THE DREAM OF PERSONAL FLIGHT
/
If you’ve ever thought it would be amazing to be able to rocket through the sky like Iron Man, have a look at the new video featuring “Jetman” Yves Rossy. Through many different variations and test models over the past twenty years, Rossy has developed his own combination jet pack and flying wing that allows him to do incredible things in the air. I’m very jealous, even though if I were to try out his jet pack my flight suit would need a heavy duty Depends. Just for fun, you should also check out his “race” with a rally car for the BBC show Top Gear.
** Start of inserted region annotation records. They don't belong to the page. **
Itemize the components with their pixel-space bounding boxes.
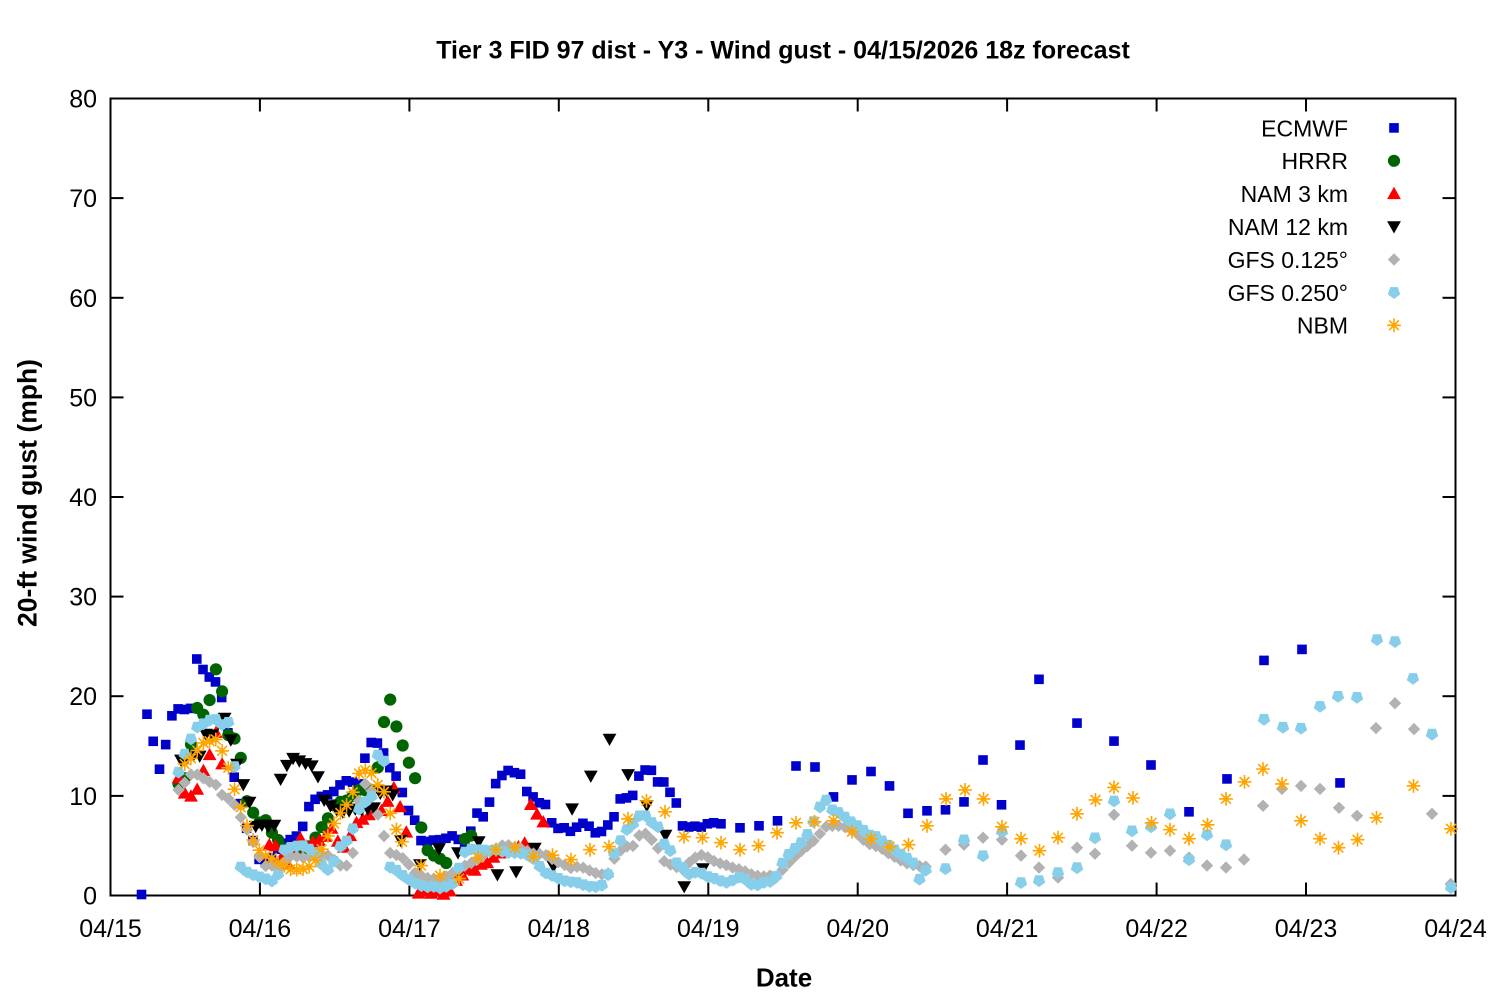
svg-text:GFS 0.125°: GFS 0.125° bbox=[1228, 247, 1348, 273]
svg-text:04/17: 04/17 bbox=[378, 915, 441, 943]
svg-text:04/15: 04/15 bbox=[79, 915, 142, 943]
svg-text:80: 80 bbox=[69, 86, 97, 114]
svg-text:70: 70 bbox=[69, 185, 97, 213]
svg-text:04/18: 04/18 bbox=[528, 915, 591, 943]
svg-text:NAM 12 km: NAM 12 km bbox=[1228, 214, 1348, 240]
svg-text:04/19: 04/19 bbox=[677, 915, 740, 943]
svg-text:04/23: 04/23 bbox=[1275, 915, 1338, 943]
svg-text:04/20: 04/20 bbox=[826, 915, 889, 943]
svg-text:GFS 0.250°: GFS 0.250° bbox=[1228, 280, 1348, 306]
svg-text:04/21: 04/21 bbox=[976, 915, 1039, 943]
svg-text:04/16: 04/16 bbox=[229, 915, 292, 943]
svg-text:20: 20 bbox=[69, 683, 97, 711]
svg-text:Date: Date bbox=[756, 963, 812, 993]
svg-text:30: 30 bbox=[69, 584, 97, 612]
svg-text:10: 10 bbox=[69, 783, 97, 811]
svg-text:04/22: 04/22 bbox=[1125, 915, 1188, 943]
svg-text:50: 50 bbox=[69, 384, 97, 412]
svg-text:0: 0 bbox=[83, 883, 97, 911]
svg-text:04/24: 04/24 bbox=[1424, 915, 1487, 943]
svg-text:20-ft wind gust (mph): 20-ft wind gust (mph) bbox=[13, 359, 43, 627]
svg-text:Tier 3 FID 97 dist - Y3 - Wind: Tier 3 FID 97 dist - Y3 - Wind gust - 04… bbox=[436, 37, 1130, 65]
svg-text:40: 40 bbox=[69, 484, 97, 512]
svg-text:ECMWF: ECMWF bbox=[1261, 115, 1348, 141]
svg-text:NBM: NBM bbox=[1297, 313, 1348, 339]
svg-text:HRRR: HRRR bbox=[1282, 148, 1348, 174]
svg-text:NAM 3 km: NAM 3 km bbox=[1241, 181, 1348, 207]
svg-text:60: 60 bbox=[69, 285, 97, 313]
For now, Rossy’s system does have some drawbacks: it weighs about 120 pounds, has to be launched in the air (he drops from a plane or helicopter like a skydiver) and requires a parachute to land. Nonetheless, it’s impressive as hell, and we know that when innovative ideas capture mainstream attention they can quickly undergo dramatic improvements. Maybe within another ten years the current limitations will be overcome and the world will see a personal flying suit capable of take-off and landing. Then what will Tony Stark do to keep ahead?
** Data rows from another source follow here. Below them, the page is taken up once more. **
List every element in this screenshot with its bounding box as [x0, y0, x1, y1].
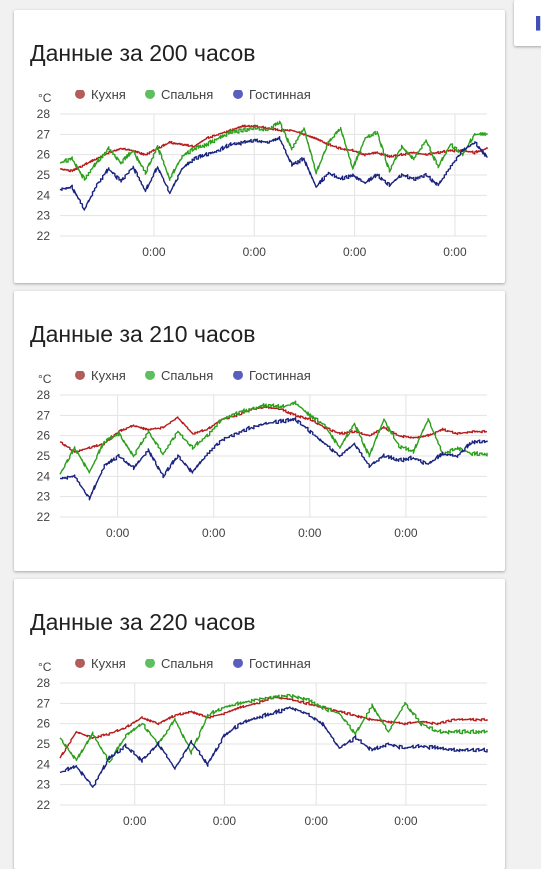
x-tick-label: 0:00	[123, 814, 147, 828]
y-tick-label: 23	[37, 778, 51, 792]
legend-label-living: Гостинная	[249, 90, 311, 102]
x-tick-label: 0:00	[106, 526, 130, 540]
card-title: Данные за 220 часов	[30, 609, 256, 635]
y-tick-label: 24	[37, 188, 51, 202]
x-tick-label: 0:00	[298, 526, 322, 540]
legend-label-bedroom: Спальня	[161, 90, 213, 102]
chart-220: °C Кухня Спальня Гостинная 22 23 24 25 26 27 28 0:0…	[37, 659, 488, 828]
y-unit-label: °C	[38, 660, 52, 674]
card-title: Данные за 210 часов	[30, 321, 256, 347]
y-tick-label: 25	[37, 449, 51, 463]
y-tick-label: 27	[37, 127, 51, 141]
legend-marker-bedroom	[145, 90, 155, 99]
legend-marker-bedroom	[145, 659, 155, 668]
x-tick-label: 0:00	[202, 526, 226, 540]
chart-200: °C Кухня Спальня Гостинная 22 23 24 25 26 27 28 0:0…	[37, 90, 488, 259]
y-tick-label: 25	[37, 168, 51, 182]
x-tick-label: 0:00	[443, 245, 467, 259]
x-tick-label: 0:00	[142, 245, 166, 259]
side-card-icon: ▌	[536, 16, 541, 30]
y-tick-label: 26	[37, 429, 51, 443]
y-tick-label: 28	[37, 676, 51, 690]
series-line-kitchen	[59, 405, 488, 453]
series-line-living	[59, 706, 488, 788]
y-tick-label: 22	[37, 229, 51, 243]
y-tick-label: 26	[37, 717, 51, 731]
series-line-bedroom	[59, 693, 488, 763]
series-line-kitchen	[59, 124, 488, 173]
y-tick-label: 26	[37, 148, 51, 162]
x-tick-label: 0:00	[213, 814, 237, 828]
y-tick-label: 27	[37, 408, 51, 422]
chart-card-200: Данные за 200 часов °C Кухня Спальня Гостин…	[14, 10, 505, 283]
series-line-bedroom	[59, 120, 488, 181]
legend-marker-kitchen	[75, 371, 85, 380]
series-line-living	[59, 417, 488, 501]
side-card-edge[interactable]: ▌	[514, 0, 541, 46]
legend-marker-bedroom	[145, 371, 155, 380]
y-tick-label: 28	[37, 388, 51, 402]
y-tick-label: 28	[37, 107, 51, 121]
y-unit-label: °C	[38, 372, 52, 386]
x-tick-label: 0:00	[394, 814, 418, 828]
series-line-kitchen	[59, 695, 488, 759]
x-tick-label: 0:00	[243, 245, 267, 259]
legend-marker-kitchen	[75, 659, 85, 668]
legend-label-kitchen: Кухня	[91, 371, 126, 383]
legend-label-living: Гостинная	[249, 371, 311, 383]
legend-marker-living	[233, 90, 243, 99]
y-tick-label: 23	[37, 490, 51, 504]
legend-label-living: Гостинная	[249, 659, 311, 671]
y-tick-label: 23	[37, 209, 51, 223]
card-title: Данные за 200 часов	[30, 40, 256, 66]
legend-label-kitchen: Кухня	[91, 659, 126, 671]
legend-marker-living	[233, 371, 243, 380]
chart-card-210: Данные за 210 часов °C Кухня Спальня Гостин…	[14, 291, 505, 571]
y-tick-label: 27	[37, 696, 51, 710]
legend-label-bedroom: Спальня	[161, 371, 213, 383]
y-unit-label: °C	[38, 91, 52, 105]
y-tick-label: 22	[37, 510, 51, 524]
legend-marker-kitchen	[75, 90, 85, 99]
chart-210: °C Кухня Спальня Гостинная 22 23 24 25 26 27 28 0:0…	[37, 371, 488, 540]
series-line-bedroom	[59, 400, 488, 475]
legend-label-kitchen: Кухня	[91, 90, 126, 102]
legend-label-bedroom: Спальня	[161, 659, 213, 671]
x-tick-label: 0:00	[305, 814, 329, 828]
y-tick-label: 24	[37, 469, 51, 483]
x-tick-label: 0:00	[343, 245, 367, 259]
y-tick-label: 24	[37, 757, 51, 771]
y-tick-label: 22	[37, 798, 51, 812]
legend-marker-living	[233, 659, 243, 668]
series-line-living	[59, 136, 488, 211]
y-tick-label: 25	[37, 737, 51, 751]
chart-card-220: Данные за 220 часов °C Кухня Спальня Гостин…	[14, 579, 505, 869]
x-tick-label: 0:00	[394, 526, 418, 540]
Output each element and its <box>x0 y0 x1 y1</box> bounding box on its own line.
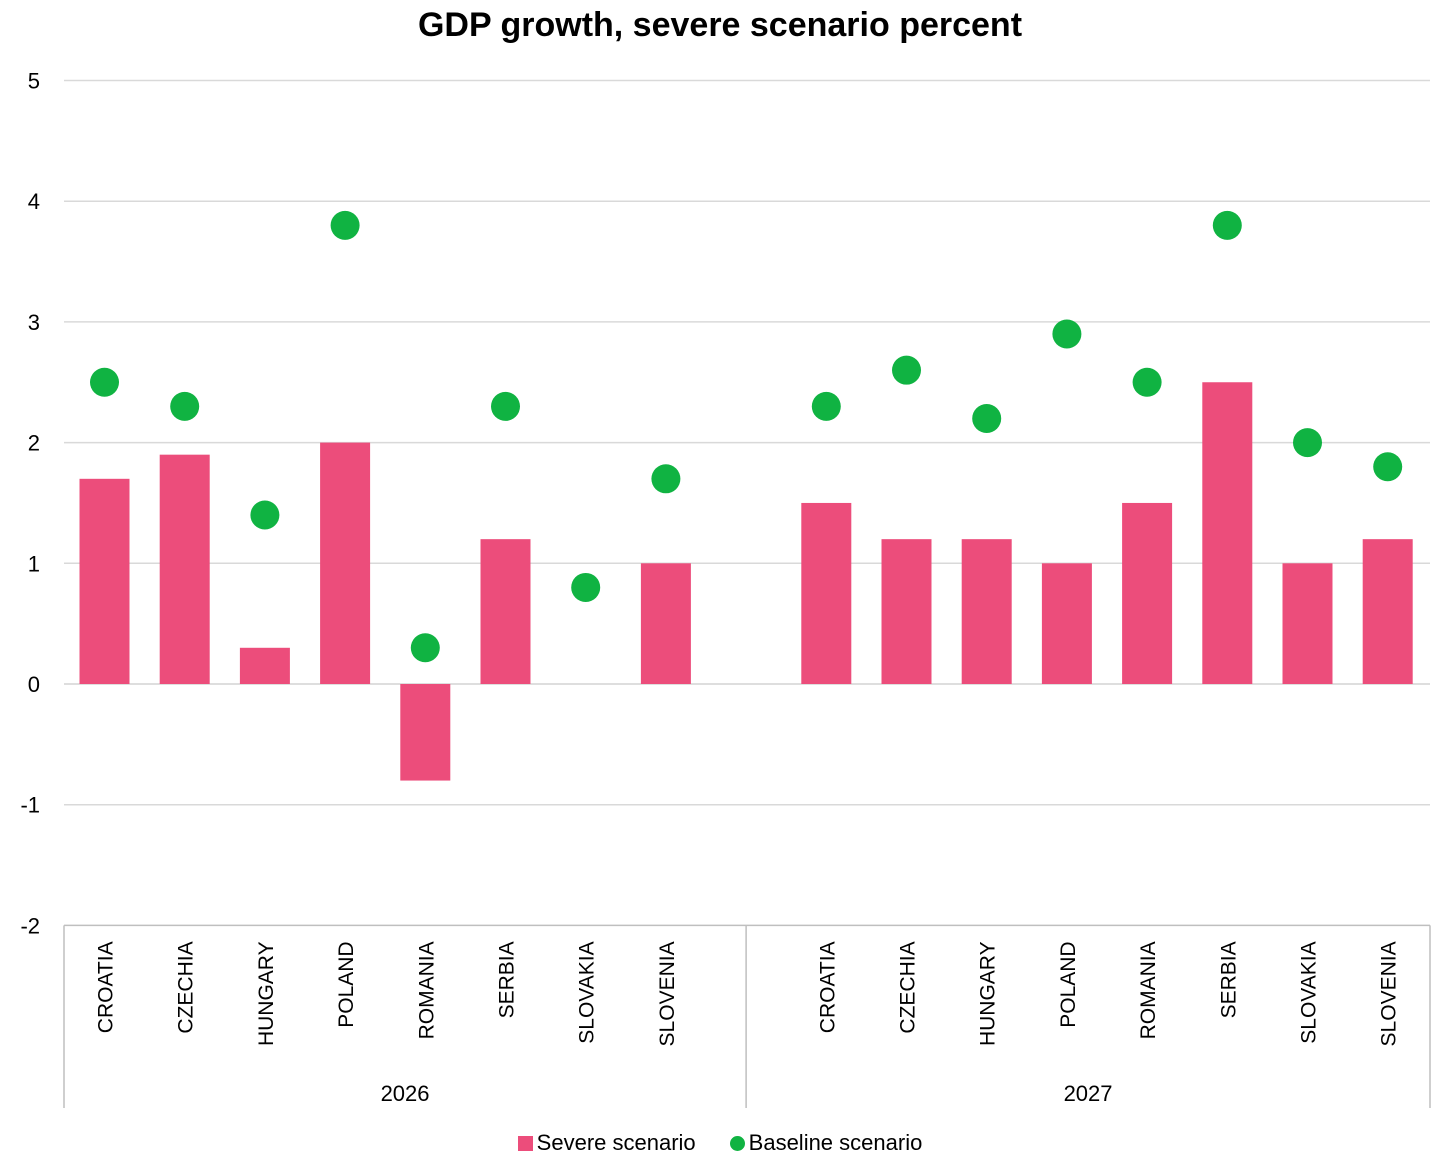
legend-item-baseline[interactable]: Baseline scenario <box>729 1128 923 1158</box>
y-tick-label: 2 <box>28 431 40 456</box>
bar-severe[interactable] <box>961 539 1012 684</box>
y-axis-ticks: 5 4 3 2 1 0 -1 -2 <box>20 69 40 939</box>
legend-swatch-baseline <box>729 1135 745 1151</box>
marker-baseline[interactable] <box>330 210 360 240</box>
marker-baseline[interactable] <box>491 391 520 421</box>
marker-baseline[interactable] <box>250 500 280 530</box>
x-category-label: SLOVENIA <box>656 941 679 1046</box>
bar-severe[interactable] <box>320 442 371 684</box>
bar-severe[interactable] <box>801 502 852 684</box>
y-tick-label: 4 <box>28 189 40 214</box>
x-group-label: 2027 <box>1064 1081 1113 1106</box>
x-group-label: 2026 <box>381 1081 430 1106</box>
marker-baseline[interactable] <box>972 403 1002 433</box>
bar-severe[interactable] <box>239 647 290 684</box>
x-category-label: CROATIA <box>816 941 839 1033</box>
legend: Severe scenario Baseline scenario <box>0 1128 1440 1158</box>
marker-baseline[interactable] <box>1052 319 1082 349</box>
y-tick-label: -2 <box>20 913 40 938</box>
marker-baseline[interactable] <box>1293 428 1322 458</box>
y-tick-label: 5 <box>28 69 40 94</box>
bar-severe[interactable] <box>881 539 932 684</box>
bar-severe[interactable] <box>480 539 531 684</box>
bar-severe[interactable] <box>1122 502 1173 684</box>
x-category-label: POLAND <box>335 941 358 1027</box>
severe-bars <box>79 382 1413 781</box>
x-category-label: SERBIA <box>1217 941 1240 1018</box>
x-axis: CROATIA CZECHIA HUNGARY POLAND ROMANIA SERBIA… <box>63 924 1431 1108</box>
x-category-label: CROATIA <box>95 941 118 1033</box>
legend-item-severe[interactable]: Severe scenario <box>517 1128 696 1158</box>
bar-severe[interactable] <box>159 454 210 684</box>
x-category-label: CZECHIA <box>897 941 920 1033</box>
bar-severe[interactable] <box>1362 539 1413 684</box>
legend-label-baseline: Baseline scenario <box>748 1130 923 1155</box>
y-tick-label: -1 <box>20 793 40 818</box>
x-category-label: HUNGARY <box>255 941 278 1046</box>
x-category-label: ROMANIA <box>1137 941 1160 1039</box>
marker-baseline[interactable] <box>410 633 440 663</box>
baseline-markers <box>90 210 1403 663</box>
y-tick-label: 3 <box>28 310 40 335</box>
marker-baseline[interactable] <box>571 572 601 602</box>
marker-baseline[interactable] <box>1212 210 1242 240</box>
x-category-label: SERBIA <box>496 941 519 1018</box>
x-category-label: POLAND <box>1057 941 1080 1027</box>
bar-severe[interactable] <box>400 684 451 781</box>
marker-baseline[interactable] <box>170 391 200 421</box>
marker-baseline[interactable] <box>1373 452 1403 482</box>
marker-baseline[interactable] <box>1132 367 1162 397</box>
legend-label-severe: Severe scenario <box>536 1130 696 1155</box>
marker-baseline[interactable] <box>811 391 841 421</box>
x-category-label: SLOVAKIA <box>576 941 599 1043</box>
x-category-label: CZECHIA <box>175 941 198 1033</box>
bar-severe[interactable] <box>1041 563 1092 684</box>
chart-title: GDP growth, severe scenario percent <box>417 6 1023 44</box>
grid-lines <box>64 79 1430 806</box>
x-category-label: SLOVENIA <box>1378 941 1401 1046</box>
bar-severe[interactable] <box>1282 563 1333 684</box>
x-category-label: SLOVAKIA <box>1298 941 1321 1043</box>
bar-severe[interactable] <box>1202 382 1253 684</box>
y-tick-label: 0 <box>28 672 40 697</box>
x-category-label: HUNGARY <box>977 941 1000 1046</box>
bar-severe[interactable] <box>640 563 691 684</box>
y-tick-label: 1 <box>28 551 40 576</box>
bar-severe[interactable] <box>79 478 130 684</box>
marker-baseline[interactable] <box>90 367 119 397</box>
marker-baseline[interactable] <box>892 355 921 385</box>
x-category-label: ROMANIA <box>415 941 438 1039</box>
marker-baseline[interactable] <box>651 464 681 494</box>
legend-swatch-severe <box>517 1135 533 1151</box>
Individual human flight has been a dream for thousands of years and a regular feature of science fiction. Most often, writers have dodged many of the technical hurdles by placing the characters in low-gravity or zero gravity environments, like small moon-planets or orbital habitats, with mechanically-assisted muscle to flap wings or small steam-powered rockets to provide forward momentum. Such systems are rarely used for practical purposes like an everyday commute. They’re for recreation or competitive sport. But it’s interesting to speculate what it would be like if the personal jet pack came into common use.
It could solve a lot of parking problems.
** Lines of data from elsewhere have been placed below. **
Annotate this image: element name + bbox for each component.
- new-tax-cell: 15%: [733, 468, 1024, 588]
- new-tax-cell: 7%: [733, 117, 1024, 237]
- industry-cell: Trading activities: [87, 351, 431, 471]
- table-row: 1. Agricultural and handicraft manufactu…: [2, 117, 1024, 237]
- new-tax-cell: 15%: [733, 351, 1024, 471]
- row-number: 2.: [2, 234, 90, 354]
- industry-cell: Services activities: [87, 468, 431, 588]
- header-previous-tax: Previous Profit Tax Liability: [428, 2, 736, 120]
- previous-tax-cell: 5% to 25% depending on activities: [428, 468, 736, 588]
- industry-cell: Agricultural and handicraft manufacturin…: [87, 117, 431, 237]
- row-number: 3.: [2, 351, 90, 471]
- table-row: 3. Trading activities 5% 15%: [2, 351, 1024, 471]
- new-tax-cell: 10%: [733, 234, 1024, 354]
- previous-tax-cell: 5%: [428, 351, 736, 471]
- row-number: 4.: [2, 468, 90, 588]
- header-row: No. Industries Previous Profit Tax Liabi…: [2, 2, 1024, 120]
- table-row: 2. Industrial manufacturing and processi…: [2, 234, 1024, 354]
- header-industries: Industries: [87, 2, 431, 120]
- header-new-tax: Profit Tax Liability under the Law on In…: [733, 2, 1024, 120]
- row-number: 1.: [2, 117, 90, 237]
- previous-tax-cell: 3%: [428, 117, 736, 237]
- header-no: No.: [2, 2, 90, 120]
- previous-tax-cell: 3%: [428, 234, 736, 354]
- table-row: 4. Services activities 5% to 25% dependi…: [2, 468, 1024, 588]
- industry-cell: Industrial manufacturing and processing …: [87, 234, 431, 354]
Hard to say if it would help with traffic congestion, though. Instead of left and right traffic lanes, I expect we’d have an upper and lower stream of flyers. Cross streets could eliminate the need for traffic lights by also using three dimensions: requiring each street (or flight path) to be restricted to a specific altitude, possibly marked by wide horizontal stripes painted on each of the buildings flanking it. Less terrifying would be a requirement for flyers to travel well above the highest buildings in a minimal number of lanes that could be marked by towers mounted on buildings or balloons tethered to them (high wind days, rainstorms, and blizzards might ground everyone, but storms already screw up our commutes).
Needless to say, commuters wouldn’t be travelling at the 200 km/h that Yves Rossy does. There isn’t an insurance company in the world that wouldn’t collapse into a quivering puddle of jelly at that prospect. Air pollution might be worse than it already is. Taxi drivers would become all but extinct (catering only to those afraid to fly, or otherwise not airworthy). Police chases would be nothing less than aerial choreography. Office workers with slippery briefcase handles could be inadvertent killers. Pigeons and gulls would become Public Enemy #1.
In truth, I don’t expect any of this to happen via jet pack technology. Too many drawbacks. We won’t become a species of individual flyers until someone discovers the secret of antigravity, and whether that will happen in our lifetimes, or ever, is anybody’s guess.
If it does, I’ll buy you a coffee in the fly-thru lane.